By the same averaging trick that shows that finite-dimensional complex representations of a finite group are unitary with respect to some inner product, your question is equivalent to the one obtained by replacing ambient isotropy groups with linear automorphism groups in the sense of algebraic geometry. Here *linear* means induced by a linear automorphism of $\mathbf{P}^2$. Actually, for a smooth plane curve of degree $d>3$, all automorphisms are linear, by

H. C. Chang, On plane algebraic curves, *Chinese J. Math.* **6** (1978), 185-189.

Fix $d>3$. Let $\mathcal{H}_d$ be the moduli space of smooth degree-$d$ curves in $\mathbf{P}^2$, so $\mathcal{H}_d$ is an open subscheme of some projective space.
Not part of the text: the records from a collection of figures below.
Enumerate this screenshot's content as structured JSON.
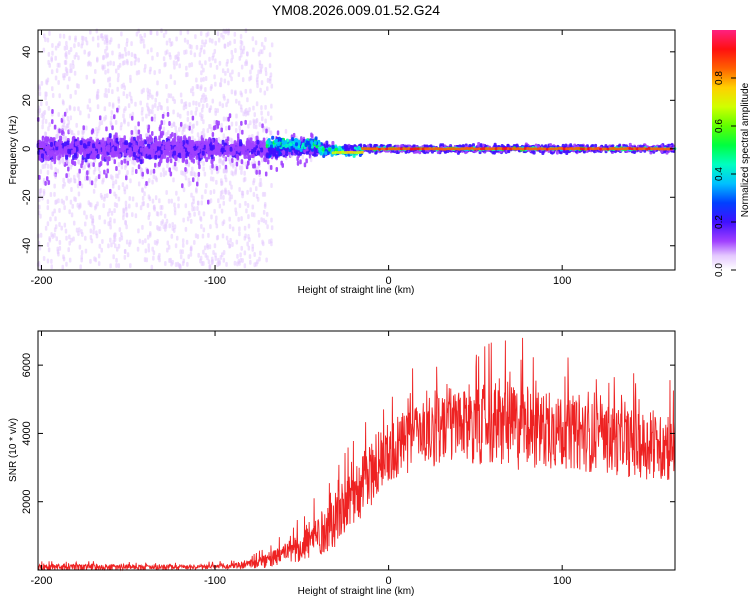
{
  "figure": {
    "title": "YM08.2026.009.01.52.G24"
  },
  "chart_data": [
    {
      "type": "heatmap",
      "title": "YM08.2026.009.01.52.G24",
      "xlabel": "Height of straight line (km)",
      "ylabel": "Frequency (Hz)",
      "xlim": [
        -202,
        165
      ],
      "ylim": [
        -50,
        49
      ],
      "xticks": [
        -200,
        -100,
        0,
        100
      ],
      "yticks": [
        -40,
        -20,
        0,
        20,
        40
      ],
      "description_of_content": "Normalized spectral amplitude vs frequency and height; broad low-amplitude scatter for heights below about -70 km, narrowing band near 0 Hz, and a high-amplitude (~0.9) line at 0 Hz for heights above about -15 km.",
      "colorbar": {
        "label": "Normalized spectral amplitude",
        "range": [
          0,
          1
        ],
        "ticks": [
          0,
          0.2,
          0.4,
          0.6,
          0.8
        ]
      }
    },
    {
      "type": "line",
      "xlabel": "Height of straight line (km)",
      "ylabel": "SNR (10 * v/v)",
      "xlim": [
        -202,
        165
      ],
      "ylim": [
        0,
        7000
      ],
      "xticks": [
        -200,
        -100,
        0,
        100
      ],
      "yticks": [
        2000,
        4000,
        6000
      ],
      "series": [
        {
          "name": "SNR",
          "color": "#ee2222",
          "envelope": {
            "x": [
              -202,
              -150,
              -100,
              -85,
              -70,
              -60,
              -50,
              -40,
              -30,
              -20,
              -10,
              0,
              10,
              20,
              30,
              50,
              75,
              100,
              130,
              165
            ],
            "mean": [
              80,
              80,
              90,
              120,
              250,
              450,
              700,
              1000,
              1500,
              2200,
              2800,
              3400,
              3800,
              4000,
              4100,
              4200,
              4150,
              4000,
              3800,
              3500
            ],
            "peak": [
              300,
              250,
              250,
              350,
              700,
              1100,
              1700,
              2400,
              3300,
              4200,
              4900,
              5400,
              6100,
              6300,
              6400,
              6600,
              7000,
              6300,
              6100,
              5600
            ]
          }
        }
      ]
    }
  ]
}
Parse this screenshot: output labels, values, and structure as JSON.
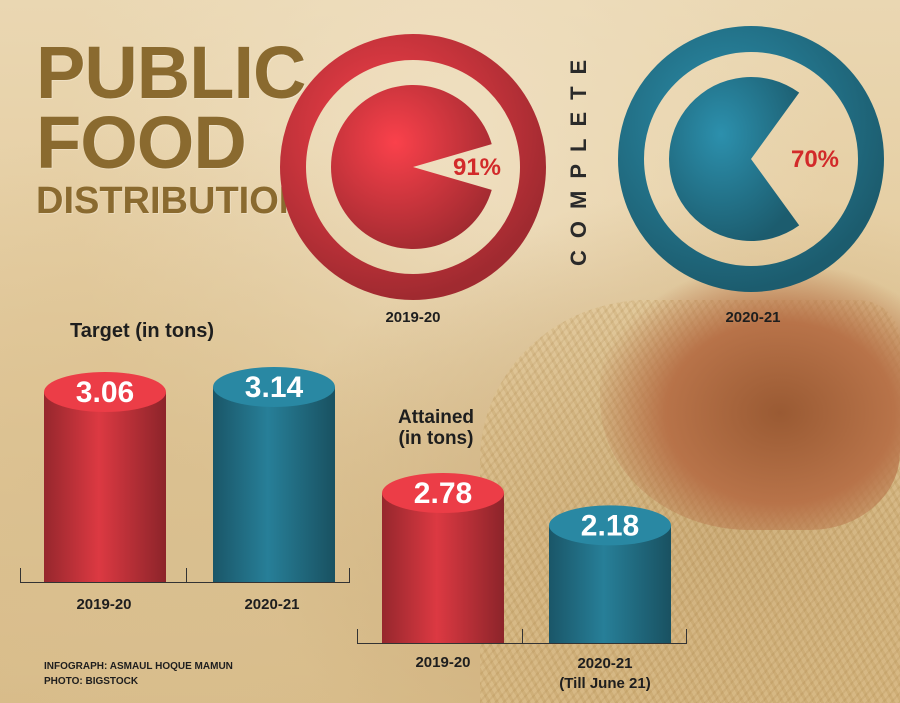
{
  "title": {
    "line1": "PUBLIC",
    "line2": "FOOD",
    "line3": "DISTRIBUTION"
  },
  "complete_label": "COMPLETE",
  "colors": {
    "red": "#c8343c",
    "teal": "#23738a",
    "label_red": "#d22a2a",
    "title_gold": "#8a6a2f"
  },
  "chart_data": [
    {
      "type": "pie",
      "label": "2019-20",
      "value": 91,
      "value_text": "91%",
      "color": "#c8343c"
    },
    {
      "type": "pie",
      "label": "2020-21",
      "value": 70,
      "value_text": "70%",
      "color": "#23738a"
    },
    {
      "type": "bar",
      "title": "Target (in tons)",
      "categories": [
        "2019-20",
        "2020-21"
      ],
      "values": [
        3.06,
        3.14
      ],
      "value_labels": [
        "3.06",
        "3.14"
      ]
    },
    {
      "type": "bar",
      "title_line1": "Attained",
      "title_line2": "(in tons)",
      "categories": [
        "2019-20",
        "2020-21"
      ],
      "category_notes": [
        "",
        "(Till June 21)"
      ],
      "values": [
        2.78,
        2.18
      ],
      "value_labels": [
        "2.78",
        "2.18"
      ]
    }
  ],
  "credits": {
    "line1": "INFOGRAPH: ASMAUL HOQUE MAMUN",
    "line2": "PHOTO: BIGSTOCK"
  }
}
Then there is a stratification of $\mathcal{H}_d$ into finitely many locally closed subschemes such that the automorphism group is constant on each piece. (This could also be stated in terms of the automorphism group scheme of the universal curve over $\mathcal{H}_d$.) In these terms, you are asking for the $0$-dimensional strata, or equivalently the smooth plane curves such that in a punctured neighborhood of the corresponding point of $\mathcal{H}_d$ the automorphism group is strictly smaller.
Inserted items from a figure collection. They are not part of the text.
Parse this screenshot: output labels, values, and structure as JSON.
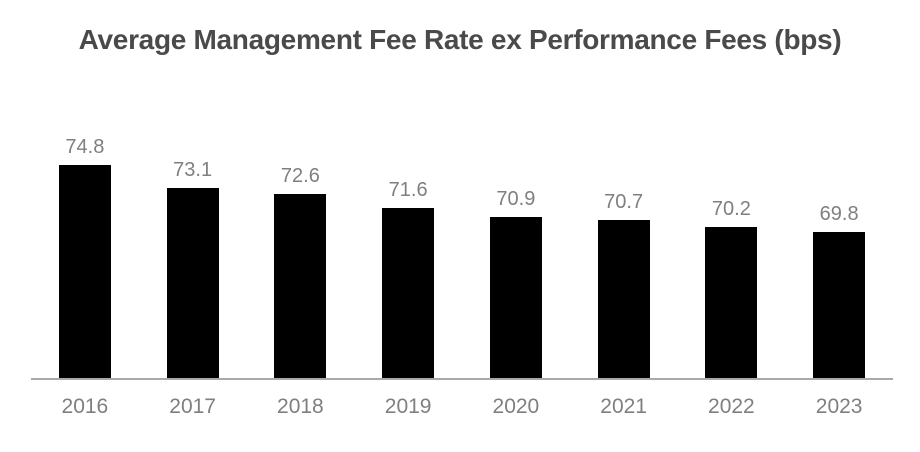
{
  "chart_data": {
    "type": "bar",
    "title": "Average Management Fee Rate ex Performance Fees (bps)",
    "categories": [
      "2016",
      "2017",
      "2018",
      "2019",
      "2020",
      "2021",
      "2022",
      "2023"
    ],
    "values": [
      74.8,
      73.1,
      72.6,
      71.6,
      70.9,
      70.7,
      70.2,
      69.8
    ],
    "data_labels": [
      "74.8",
      "73.1",
      "72.6",
      "71.6",
      "70.9",
      "70.7",
      "70.2",
      "69.8"
    ],
    "xlabel": "",
    "ylabel": "",
    "ylim": [
      59,
      76
    ],
    "grid": false,
    "legend_position": "none",
    "colors": {
      "bar": "#000000",
      "title": "#4a4a4a",
      "data_label": "#7f7f7f",
      "axis_label": "#7f7f7f",
      "axis_line": "#a9a9a9"
    }
  }
}
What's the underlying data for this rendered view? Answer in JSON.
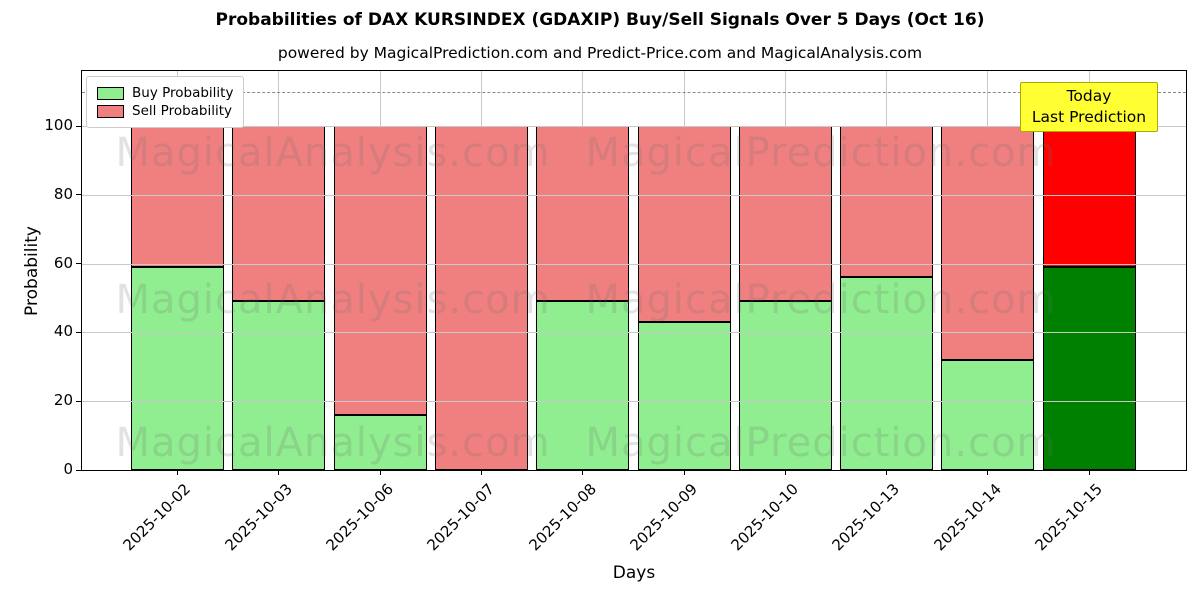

The analogous question with $\mathcal{H}_d$ replaced by the full moduli space $\mathcal{M}_g$ of curves of genus $g>1$ has been much studied. The direct analogue of your maximally symmetric curves in this setting are the curves said to have "many automorphisms" in Section 3 of the article

Jürgen Wolfart, The obvious part of Belyi's theorem and curves with many automorphisms, pp. 97-112 in: *Geometric Galois actions 1*, edited by L. Schneps and P. Lochak, LMS Lecture Notes Series **342**, Cambridge Univ. Press, 1997.

Wolfart's article contains many references to related work, and mentions some nice theorems. For instance: a smooth projective curve of genus greater than $1$ over $\mathbf{C}$ has many automorphisms if and only if it is a Galois cover of $\mathbf{P}^1$ ramified only above $0,1,\infty$.